On the 30th April 2019, we were made aware that integration events were not being sent [How did we notice this?]. On checking the message count for the integrations.event
queue, there were around 50,000
unprocessed events.
The normal fix for this issue is to restart the delegator. This forces a reconnect and all unprocessed messages will be picked up. However, the integrations delegator then attempted to process all 50k+ messages at the same time instead of processing them in batches. This caused the delegator to consume messages until it ran out of resources, at which point it would crash and then restart, once again consuming messages until it crashed.
Since the delegator will acknowledge a message before it has finished processing it.
All messages that have been acked but have not finished being processed will not be re-queued by Rabbit and will be lost forever. It is not possible to identify how many of these queued events would have had integrations attached and how many integration jobs were lost.
The integrations delegator stopped consuming messages from Rabbit. The consumer count in Rabbit never dipped below 1
.
Checking the unprocessed message count in Rabbit showed that messages were stacking up and this was the issue.
1. Monitoring the queue consumer count alone does not give us full visibility into whether the integrations delegator/consumer apps are processing messages.

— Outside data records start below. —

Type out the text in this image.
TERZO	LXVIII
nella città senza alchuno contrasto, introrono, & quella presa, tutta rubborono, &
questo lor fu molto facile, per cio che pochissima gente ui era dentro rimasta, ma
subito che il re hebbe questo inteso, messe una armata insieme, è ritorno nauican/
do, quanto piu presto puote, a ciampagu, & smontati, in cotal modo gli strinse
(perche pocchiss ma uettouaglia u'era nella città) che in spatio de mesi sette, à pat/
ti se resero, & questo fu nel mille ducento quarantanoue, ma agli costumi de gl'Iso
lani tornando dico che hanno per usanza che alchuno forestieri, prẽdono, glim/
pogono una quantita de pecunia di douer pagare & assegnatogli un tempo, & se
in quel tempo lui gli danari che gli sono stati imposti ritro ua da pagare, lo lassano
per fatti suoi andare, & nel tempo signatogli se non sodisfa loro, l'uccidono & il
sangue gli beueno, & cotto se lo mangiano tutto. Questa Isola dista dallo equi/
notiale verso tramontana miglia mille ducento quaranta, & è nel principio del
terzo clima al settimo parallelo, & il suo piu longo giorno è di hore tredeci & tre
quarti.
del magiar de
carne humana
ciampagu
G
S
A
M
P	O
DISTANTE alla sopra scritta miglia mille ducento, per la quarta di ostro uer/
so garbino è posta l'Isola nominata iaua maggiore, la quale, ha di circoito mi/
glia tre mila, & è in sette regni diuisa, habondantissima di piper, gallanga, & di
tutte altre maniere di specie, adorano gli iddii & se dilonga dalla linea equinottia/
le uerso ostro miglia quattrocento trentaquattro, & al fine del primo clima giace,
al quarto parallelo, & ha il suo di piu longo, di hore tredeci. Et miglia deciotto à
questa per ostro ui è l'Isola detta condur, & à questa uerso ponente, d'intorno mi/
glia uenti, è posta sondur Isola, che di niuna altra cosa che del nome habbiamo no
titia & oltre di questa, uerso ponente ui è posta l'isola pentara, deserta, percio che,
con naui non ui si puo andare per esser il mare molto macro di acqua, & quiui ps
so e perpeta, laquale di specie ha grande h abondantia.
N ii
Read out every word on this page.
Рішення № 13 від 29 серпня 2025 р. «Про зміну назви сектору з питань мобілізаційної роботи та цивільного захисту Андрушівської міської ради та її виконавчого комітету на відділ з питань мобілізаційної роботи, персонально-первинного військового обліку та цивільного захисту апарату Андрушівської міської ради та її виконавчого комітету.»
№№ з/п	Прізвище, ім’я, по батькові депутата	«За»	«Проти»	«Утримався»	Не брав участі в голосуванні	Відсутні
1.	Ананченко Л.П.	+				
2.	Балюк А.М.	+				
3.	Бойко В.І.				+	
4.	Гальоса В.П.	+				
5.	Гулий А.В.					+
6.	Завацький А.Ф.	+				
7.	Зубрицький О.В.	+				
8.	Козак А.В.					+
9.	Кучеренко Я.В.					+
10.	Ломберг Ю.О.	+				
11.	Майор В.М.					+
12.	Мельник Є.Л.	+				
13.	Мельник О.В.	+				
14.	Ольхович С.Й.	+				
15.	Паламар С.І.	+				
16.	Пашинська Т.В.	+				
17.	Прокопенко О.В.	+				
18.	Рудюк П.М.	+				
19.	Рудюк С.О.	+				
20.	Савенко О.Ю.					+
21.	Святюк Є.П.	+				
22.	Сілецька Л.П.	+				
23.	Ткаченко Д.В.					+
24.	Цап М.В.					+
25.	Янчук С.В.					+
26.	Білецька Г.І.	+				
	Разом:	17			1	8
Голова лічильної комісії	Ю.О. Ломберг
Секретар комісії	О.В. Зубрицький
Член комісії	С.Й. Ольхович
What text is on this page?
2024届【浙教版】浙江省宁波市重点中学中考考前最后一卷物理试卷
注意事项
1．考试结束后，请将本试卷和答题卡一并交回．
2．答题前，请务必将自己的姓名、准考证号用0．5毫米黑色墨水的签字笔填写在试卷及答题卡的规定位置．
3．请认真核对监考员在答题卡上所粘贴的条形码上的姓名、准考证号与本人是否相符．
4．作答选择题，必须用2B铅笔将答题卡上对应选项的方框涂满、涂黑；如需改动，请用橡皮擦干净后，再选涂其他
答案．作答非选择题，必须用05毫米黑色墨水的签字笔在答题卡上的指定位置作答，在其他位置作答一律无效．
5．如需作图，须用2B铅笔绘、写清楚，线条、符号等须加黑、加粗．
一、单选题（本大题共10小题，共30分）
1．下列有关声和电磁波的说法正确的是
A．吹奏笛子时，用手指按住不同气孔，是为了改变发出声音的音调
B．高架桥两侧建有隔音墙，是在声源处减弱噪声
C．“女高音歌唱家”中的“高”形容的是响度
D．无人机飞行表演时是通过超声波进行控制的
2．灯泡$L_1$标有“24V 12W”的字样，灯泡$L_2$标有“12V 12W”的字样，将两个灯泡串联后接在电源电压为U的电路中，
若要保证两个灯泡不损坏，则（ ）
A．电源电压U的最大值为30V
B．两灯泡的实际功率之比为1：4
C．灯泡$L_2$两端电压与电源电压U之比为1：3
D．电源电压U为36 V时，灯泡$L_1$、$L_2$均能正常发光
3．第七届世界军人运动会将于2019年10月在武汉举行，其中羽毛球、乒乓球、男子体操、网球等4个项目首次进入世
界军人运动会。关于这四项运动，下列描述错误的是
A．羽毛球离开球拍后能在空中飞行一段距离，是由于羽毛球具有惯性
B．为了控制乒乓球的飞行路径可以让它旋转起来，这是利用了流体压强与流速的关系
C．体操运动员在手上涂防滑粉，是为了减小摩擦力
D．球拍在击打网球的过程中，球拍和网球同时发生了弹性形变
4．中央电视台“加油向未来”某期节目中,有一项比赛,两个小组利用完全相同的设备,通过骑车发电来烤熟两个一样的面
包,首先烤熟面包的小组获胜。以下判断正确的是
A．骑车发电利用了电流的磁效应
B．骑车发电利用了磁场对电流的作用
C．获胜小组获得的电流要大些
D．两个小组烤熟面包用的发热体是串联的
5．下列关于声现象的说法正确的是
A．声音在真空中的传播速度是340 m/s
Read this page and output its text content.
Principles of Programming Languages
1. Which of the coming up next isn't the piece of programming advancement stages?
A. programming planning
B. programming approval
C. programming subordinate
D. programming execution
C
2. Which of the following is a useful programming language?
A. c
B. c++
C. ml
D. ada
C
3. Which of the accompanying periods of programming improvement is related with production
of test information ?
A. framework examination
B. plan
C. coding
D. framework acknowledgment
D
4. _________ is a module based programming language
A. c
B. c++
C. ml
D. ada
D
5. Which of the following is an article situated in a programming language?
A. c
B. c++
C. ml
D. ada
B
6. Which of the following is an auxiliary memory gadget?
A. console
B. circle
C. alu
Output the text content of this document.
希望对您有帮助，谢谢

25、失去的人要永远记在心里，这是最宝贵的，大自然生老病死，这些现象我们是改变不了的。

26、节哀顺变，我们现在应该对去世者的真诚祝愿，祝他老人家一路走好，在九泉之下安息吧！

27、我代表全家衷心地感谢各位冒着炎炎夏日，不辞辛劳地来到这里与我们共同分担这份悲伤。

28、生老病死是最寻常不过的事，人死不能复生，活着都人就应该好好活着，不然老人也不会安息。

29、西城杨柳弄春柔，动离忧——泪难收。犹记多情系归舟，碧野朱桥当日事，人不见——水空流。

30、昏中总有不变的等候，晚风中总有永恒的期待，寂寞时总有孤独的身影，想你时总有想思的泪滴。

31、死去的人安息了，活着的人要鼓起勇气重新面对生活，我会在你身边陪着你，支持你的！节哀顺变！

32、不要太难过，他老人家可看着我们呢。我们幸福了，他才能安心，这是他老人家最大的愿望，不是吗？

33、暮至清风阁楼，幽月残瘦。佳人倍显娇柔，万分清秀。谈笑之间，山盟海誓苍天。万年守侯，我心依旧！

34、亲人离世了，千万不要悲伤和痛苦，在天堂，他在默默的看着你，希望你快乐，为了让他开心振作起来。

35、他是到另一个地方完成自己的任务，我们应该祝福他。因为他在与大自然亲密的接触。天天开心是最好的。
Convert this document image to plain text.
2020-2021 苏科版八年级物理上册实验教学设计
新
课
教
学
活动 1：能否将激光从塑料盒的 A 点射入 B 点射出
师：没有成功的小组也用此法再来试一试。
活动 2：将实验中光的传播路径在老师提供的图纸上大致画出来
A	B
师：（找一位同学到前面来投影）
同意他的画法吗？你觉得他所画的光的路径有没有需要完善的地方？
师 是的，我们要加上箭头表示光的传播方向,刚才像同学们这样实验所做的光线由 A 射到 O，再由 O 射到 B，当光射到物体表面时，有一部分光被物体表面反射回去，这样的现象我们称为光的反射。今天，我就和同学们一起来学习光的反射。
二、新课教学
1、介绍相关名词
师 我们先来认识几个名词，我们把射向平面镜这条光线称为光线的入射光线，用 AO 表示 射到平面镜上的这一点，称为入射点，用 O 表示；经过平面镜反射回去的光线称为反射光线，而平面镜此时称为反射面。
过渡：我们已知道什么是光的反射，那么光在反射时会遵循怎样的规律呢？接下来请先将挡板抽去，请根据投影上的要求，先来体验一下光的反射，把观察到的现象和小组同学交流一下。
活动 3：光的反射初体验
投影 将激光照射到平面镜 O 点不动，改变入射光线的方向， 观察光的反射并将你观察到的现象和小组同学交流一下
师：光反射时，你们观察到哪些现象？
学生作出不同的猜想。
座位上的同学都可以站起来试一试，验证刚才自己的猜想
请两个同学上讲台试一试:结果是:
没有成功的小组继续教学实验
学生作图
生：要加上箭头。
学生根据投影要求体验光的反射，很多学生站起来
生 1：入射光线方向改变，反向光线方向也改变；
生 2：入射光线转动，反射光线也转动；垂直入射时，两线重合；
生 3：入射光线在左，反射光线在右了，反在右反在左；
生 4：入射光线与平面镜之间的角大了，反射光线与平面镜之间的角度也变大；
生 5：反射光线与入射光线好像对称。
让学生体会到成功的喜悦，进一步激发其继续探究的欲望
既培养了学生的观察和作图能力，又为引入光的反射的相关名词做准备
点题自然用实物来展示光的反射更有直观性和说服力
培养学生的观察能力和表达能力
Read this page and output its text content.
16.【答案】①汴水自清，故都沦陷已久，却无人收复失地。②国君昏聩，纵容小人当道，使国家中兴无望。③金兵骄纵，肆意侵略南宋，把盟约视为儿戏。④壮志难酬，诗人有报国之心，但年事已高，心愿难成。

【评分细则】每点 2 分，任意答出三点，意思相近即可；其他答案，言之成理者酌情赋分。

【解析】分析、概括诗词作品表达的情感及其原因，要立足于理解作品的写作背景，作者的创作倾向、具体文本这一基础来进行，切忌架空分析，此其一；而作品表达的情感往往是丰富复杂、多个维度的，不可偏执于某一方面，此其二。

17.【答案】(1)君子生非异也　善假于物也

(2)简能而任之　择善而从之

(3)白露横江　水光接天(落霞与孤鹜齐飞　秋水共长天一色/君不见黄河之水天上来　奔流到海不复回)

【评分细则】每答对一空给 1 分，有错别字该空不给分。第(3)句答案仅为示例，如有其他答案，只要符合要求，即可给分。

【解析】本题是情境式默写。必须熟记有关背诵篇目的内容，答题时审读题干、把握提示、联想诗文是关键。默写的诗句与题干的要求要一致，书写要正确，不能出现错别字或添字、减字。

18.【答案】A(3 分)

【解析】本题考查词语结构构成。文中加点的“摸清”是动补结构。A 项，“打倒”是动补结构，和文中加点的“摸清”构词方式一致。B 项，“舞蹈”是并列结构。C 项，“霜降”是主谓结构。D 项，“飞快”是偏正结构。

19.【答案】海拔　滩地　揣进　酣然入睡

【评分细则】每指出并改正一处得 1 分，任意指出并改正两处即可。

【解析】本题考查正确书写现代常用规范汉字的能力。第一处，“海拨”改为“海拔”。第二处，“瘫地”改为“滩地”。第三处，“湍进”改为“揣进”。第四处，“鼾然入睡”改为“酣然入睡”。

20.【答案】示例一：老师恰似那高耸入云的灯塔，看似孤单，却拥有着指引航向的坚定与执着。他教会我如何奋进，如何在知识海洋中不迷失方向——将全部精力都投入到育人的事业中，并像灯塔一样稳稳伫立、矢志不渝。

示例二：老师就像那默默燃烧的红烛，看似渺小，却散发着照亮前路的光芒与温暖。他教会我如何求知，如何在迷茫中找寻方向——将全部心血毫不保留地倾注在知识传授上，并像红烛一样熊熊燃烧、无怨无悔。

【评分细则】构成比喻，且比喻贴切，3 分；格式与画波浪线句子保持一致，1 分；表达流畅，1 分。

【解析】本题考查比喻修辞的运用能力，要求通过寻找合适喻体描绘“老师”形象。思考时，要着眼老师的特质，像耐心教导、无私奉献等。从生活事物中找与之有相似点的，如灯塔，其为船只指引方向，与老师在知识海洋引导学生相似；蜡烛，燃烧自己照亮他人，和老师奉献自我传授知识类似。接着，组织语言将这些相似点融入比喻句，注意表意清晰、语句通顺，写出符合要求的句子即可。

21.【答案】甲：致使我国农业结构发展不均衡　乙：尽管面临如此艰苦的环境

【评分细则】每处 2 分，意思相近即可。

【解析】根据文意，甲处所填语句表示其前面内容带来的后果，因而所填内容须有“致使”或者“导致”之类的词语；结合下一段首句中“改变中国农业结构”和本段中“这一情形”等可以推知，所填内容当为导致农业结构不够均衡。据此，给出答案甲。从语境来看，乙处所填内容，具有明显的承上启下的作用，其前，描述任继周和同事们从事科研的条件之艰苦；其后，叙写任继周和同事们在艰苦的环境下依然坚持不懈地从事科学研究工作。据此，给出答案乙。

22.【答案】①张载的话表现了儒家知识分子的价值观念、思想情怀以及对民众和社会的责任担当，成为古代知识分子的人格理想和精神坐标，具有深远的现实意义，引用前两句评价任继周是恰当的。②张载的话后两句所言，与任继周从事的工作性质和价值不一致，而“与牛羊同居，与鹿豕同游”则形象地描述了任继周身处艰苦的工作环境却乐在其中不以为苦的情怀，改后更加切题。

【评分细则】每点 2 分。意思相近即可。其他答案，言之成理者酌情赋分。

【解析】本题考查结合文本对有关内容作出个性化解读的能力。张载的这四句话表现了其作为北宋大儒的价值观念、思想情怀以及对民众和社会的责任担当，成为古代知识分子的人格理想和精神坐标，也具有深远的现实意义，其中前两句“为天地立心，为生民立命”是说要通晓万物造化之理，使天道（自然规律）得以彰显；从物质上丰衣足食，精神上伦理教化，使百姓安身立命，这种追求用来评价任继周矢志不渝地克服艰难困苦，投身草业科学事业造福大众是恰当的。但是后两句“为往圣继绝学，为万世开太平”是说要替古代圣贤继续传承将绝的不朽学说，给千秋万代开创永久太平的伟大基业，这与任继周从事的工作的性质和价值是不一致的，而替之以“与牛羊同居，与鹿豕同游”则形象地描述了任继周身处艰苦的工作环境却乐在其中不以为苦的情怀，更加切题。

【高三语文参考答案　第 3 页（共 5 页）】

We should also monitor the number of messages in a queue.
2. The integrations delegator should not acknowledge a message until it has finished processing it.
3. We should be able to limit how many messages are processed by an app at once.
4. The integrations consumer should not use auto-ack for its messages and should instead acknowledge them when it has finished processing them.
5. If the integrations delegator/consumer cannot reconnect to the queue automatically when it loses its connection, we should use health checks to have Kubernetes restart it automatically. We shouldn't be relying on a human to do it.
6. This Compose/RabbitMQ/Our queue consumers setup are used for critical components of our customers' systems. They do not reach the levels of reliability we need.
7. We do not have enough visibility into what is happening inside these services. We should be able to identify what events were triggered when.
8. Being able to replay past events (with payloads) would be very useful in situations like this.